I could go in through the buildings entrance with the help of someone who took the same bus as me proceeding casually to collapse on the floor of the entrance corredor, occasionally dozing off while waiting for my host.
He came shortly after and let me in his apartment on the 9th floor. He seemed to live alone in the 2-3 room apartment, which had a good view from the balcony to the east including the old city in the distance. The whole situation felt quite awkward since he did not speak very good german and seemingly didn ́t understand why would a sane person go on a hitchhiking tip or even how did I end up in Lübeck. On the other hand, people from the middle east (like I was some years ago) do not often feel much awkwardness, so I assumed It was mostly me feeling it.
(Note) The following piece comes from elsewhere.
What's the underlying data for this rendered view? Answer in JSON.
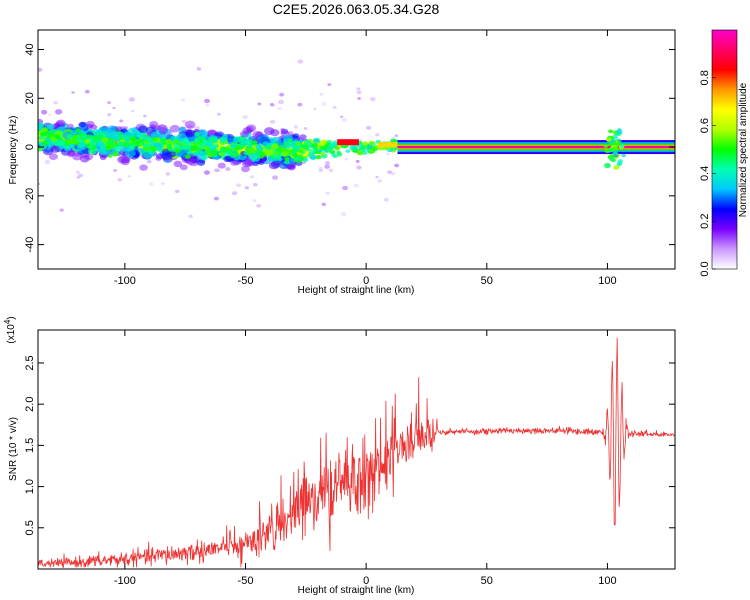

In any case he was helpful. I could shower and sleep on a mattress on the floor. Which was all I could ask for. Strong rays of sunlight through the balcony woke us both up as early as 6:30. He had a german class and I had an adventure to catch.
It will make me happy if this turns into a peace of cozy reading for any of you. Please send me here or on Instagram any feedback about the writing and the format itself, or any other thought.
Obviously I managed to write only about one day out of 16, which isn’t a very good ratio if you want to document the whole experience of a hitchhiking trip. I really want to tell the story of the rest of my trip, since it was epic on a few occasions (especially in Norway). Maybe podcasting will be a better option, though it requires some editing. The one thing I did manage to maintain was a stream of Instagram posts and stories even if I lost data connection in multiple spots. Anyway, I liked the concept of blogging in one form or the other while pushing a regular vacation towards something more extreme, so i´m definitely open to doing it again.